XI- No dia 12 de junho, a defesa de Gilbert Ananias de Souza
formulou pedido de relaxamento da prisão preventiva.

XII- No dia 24 de junho, o representante do Ministério
Público se manifestou contrário ao pedido da defesa, quanto
ao relaxamento da prisão preventiva de Gilbert Ananias de
Souza.

XIII- No dia 25 de junho, o pedido de relaxamento da prisão
preventiva de Gilbert Ananias de Souza foi indeferido.

XIV- Os autos se encontram aguardando a data da audiência
já designada para o dia 21/08/2024 às 14:30.

Os prazos processuais previstos na legislação pátria devem ser
computados de maneira global e o reconhecimento do excesso deve-se pautar
sempre pelos critérios da razoabilidade e da proporcionalidade (art. 5º, LXXVIII,
da CF), considerando cada caso e suas particularidades.

A respeito do tema, a jurisprudência do STJ é firme em asseverar que:
"O prazo para a conclusão da instrução criminal não tem as características de
fatalidade e de improrrogabilidade, fazendo-se imprescindível raciocinar com o
juízo de razoabilidade para definir o excesso de prazo, não se ponderando a mera
soma aritmética dos prazos para os atos processuais" (RHC n. 58.274/ES, Rel.
Ministro Felix Fischer, 5ª T., DJe 17/9/2015).

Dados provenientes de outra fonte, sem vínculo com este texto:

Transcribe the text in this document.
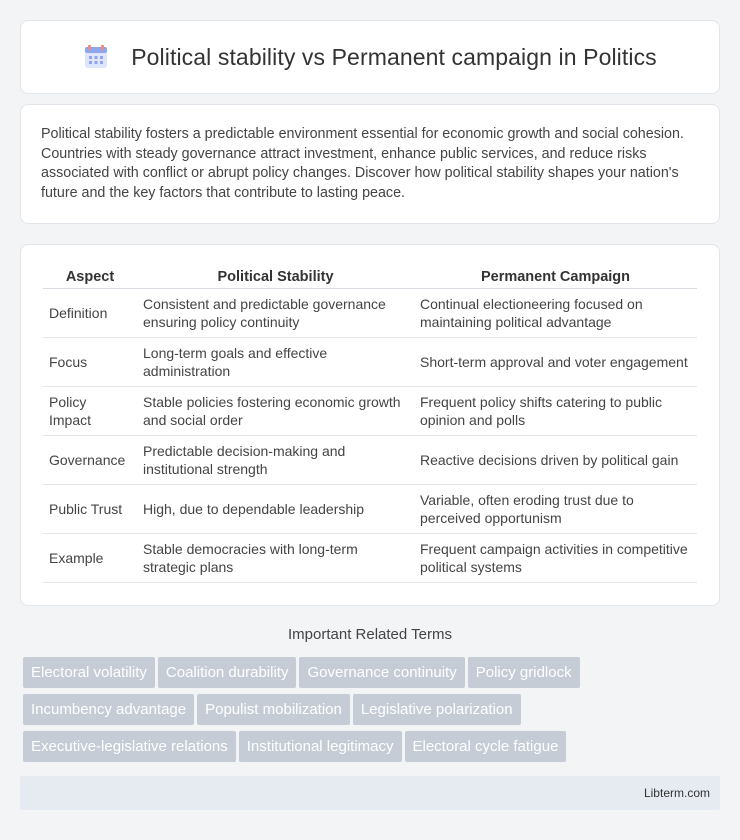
Political stability vs Permanent campaign in Politics

Political stability fosters a predictable environment essential for economic growth and social cohesion. Countries with steady governance attract investment, enhance public services, and reduce risks associated with conflict or abrupt policy changes. Discover how political stability shapes your nation's future and the key factors that contribute to lasting peace.

Aspect	Political Stability	Permanent Campaign
Definition	Consistent and predictable governance ensuring policy continuity	Continual electioneering focused on maintaining political advantage
Focus	Long-term goals and effective administration	Short-term approval and voter engagement
Policy Impact	Stable policies fostering economic growth and social order	Frequent policy shifts catering to public opinion and polls
Governance	Predictable decision-making and institutional strength	Reactive decisions driven by political gain
Public Trust	High, due to dependable leadership	Variable, often eroding trust due to perceived opportunism
Example	Stable democracies with long-term strategic plans	Frequent campaign activities in competitive political systems
Important Related Terms
Electoral volatility Coalition durability Governance continuity Policy gridlockIncumbency advantage Populist mobilization Legislative polarizationExecutive-legislative relations Institutional legitimacy Electoral cycle fatigue
Libterm.com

Na espécie, observo que, embora haja sido redesignada a audiência
anteriormente marcada para instrução e julgamento, não há delonga injustificada
no trâmite processual . Isso porque o ora recorrente está cautelarmente privado de
sua liberdade desde 9/3/2024 e o encerramento da instrução está previsto para
20/11/2024 , o que evidencia prognóstico de conclusão do feito cerca de 8 meses
após sua prisão em flagrante .

Além disso, a análise das informações prestadas permite concluir que o

Juízo de primeiro grau dirige o andamento do processo com a diligência
necessária, a evidenciar a busca de celeridade na tramitação .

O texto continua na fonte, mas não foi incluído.